A.The low sodium has to do with blood pressure. Even on a low sodium diet, there is ample sodium for the circuits. Sometimes, in endurance athletes in hot weather, it is possible to draw down the potassium to where it interferes with the circuits.

Q. Benzene: How much exposure does one have at the gas pump? I've heard quite a bit, although I know the pump covers are supposed to prevent some exposure.
A. Perhaps, but the covers and such are mostly to prevent hydrocarbons from venting to the environment. I don't think consumers at the pumps get very much. However shop mechanics can get a significant amount and it will show up in their blood and the metabolites in urine.

Q. The section on benzene metabolism and carcinogenesis mechanisms at low doses reminded me of a theory I've heard about recently called “hormesis”. It's the idea that a dose versus response curve is shaped more like a parabola than a straight line, where the minimum on the parabola is not a zero dose. Hence, a small dose could have a positive effect. In the case of elements like selenium and chromium, this makes sense. We need trace amounts of selenium and (trivalent) chromium for good health, but too much of a good thing has toxic consequences. Could a similar case be possible for benzene? The prima facie case seems absurd, but it's a curious theory.
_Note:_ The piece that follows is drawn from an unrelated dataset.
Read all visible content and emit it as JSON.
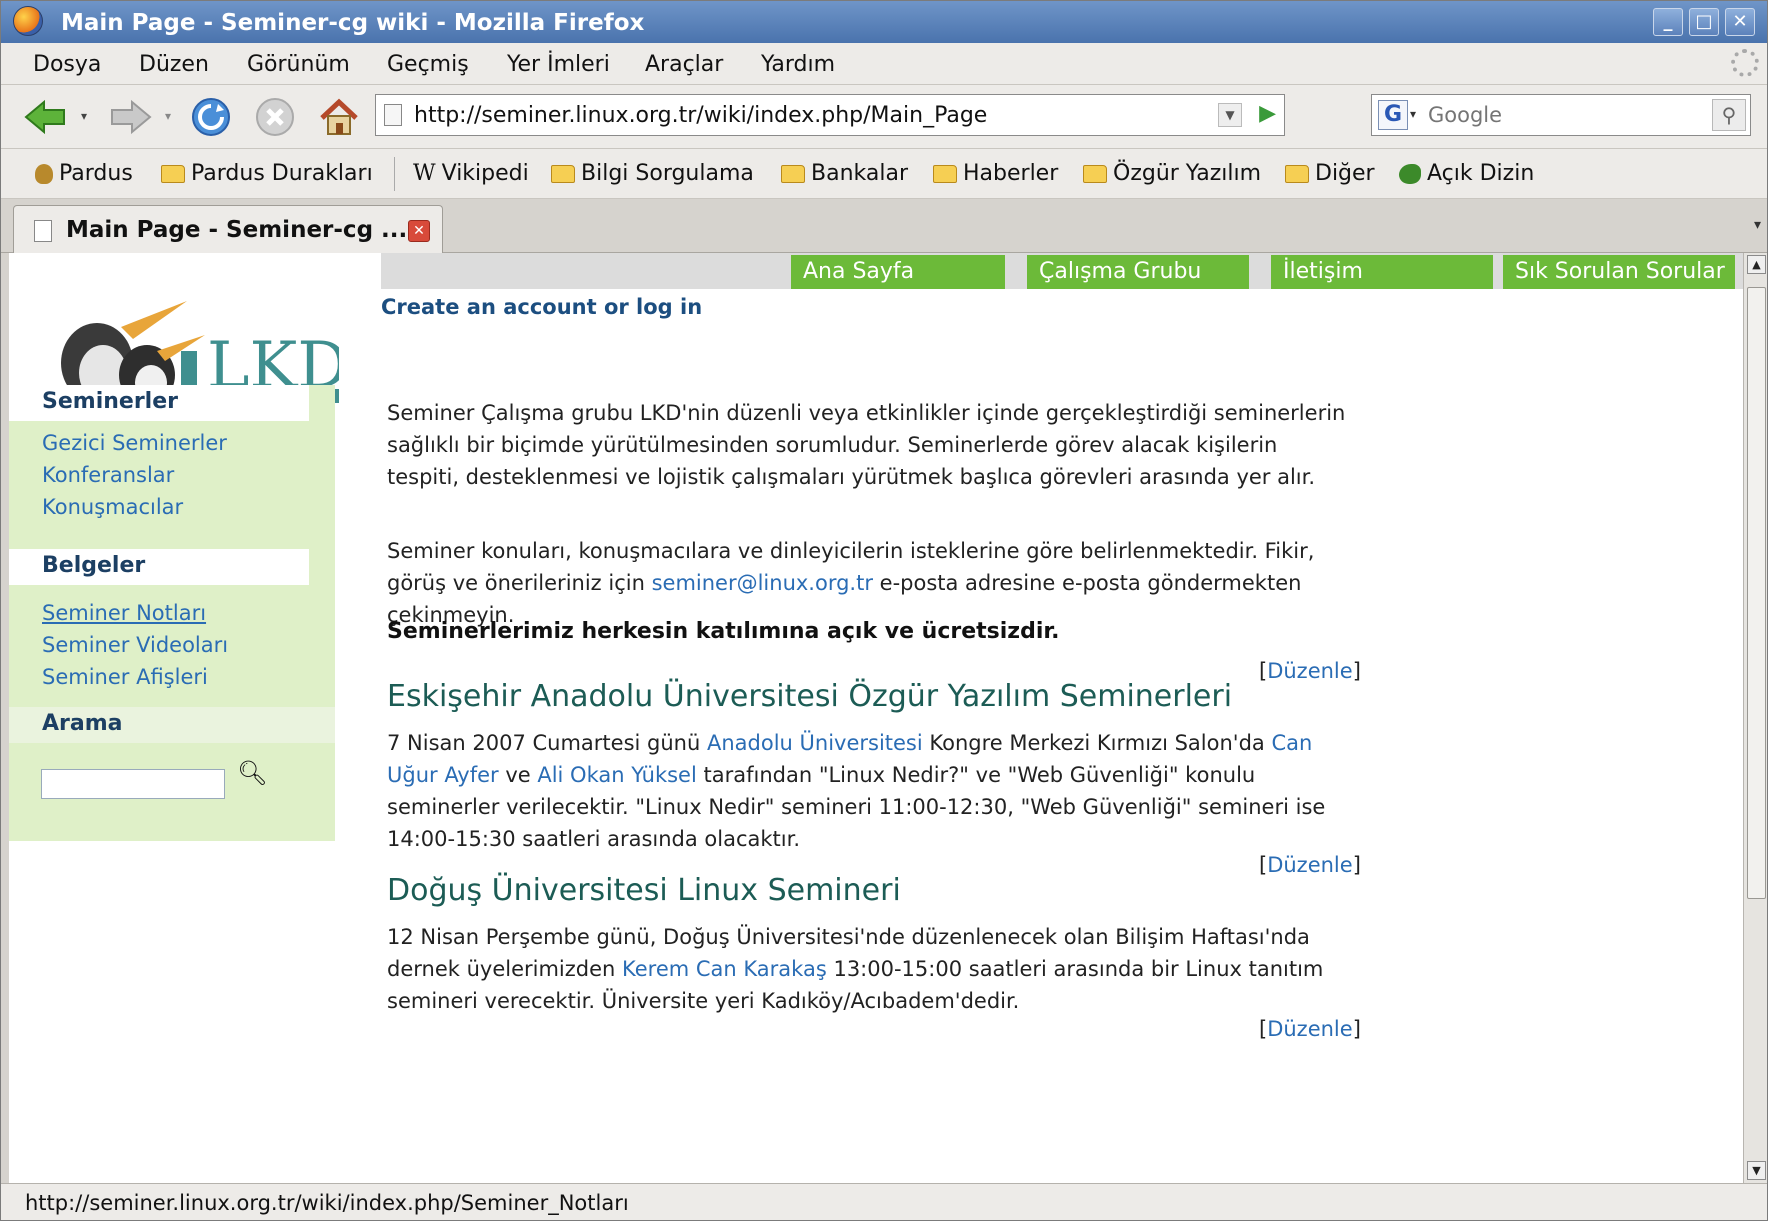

A. For the trace minerals, hormesis is a fact. It may be that small amounts of a toxic induce some protective enzymes, then when you get a big dose, the enzymes are there for protection. That is my rational for drinking all the carcinogens in my coffee. There is a sub-culture that believe that hormesis is important in radioactivity. This group has a secret password and burns incense. I might believe a little, but have never been invited to there meetings. I don't think anyone could stretch hormesis to benzene. The benzene structure, being the simplest aromatic, is often found in bimolecules. However none of these molecules are made from benzene.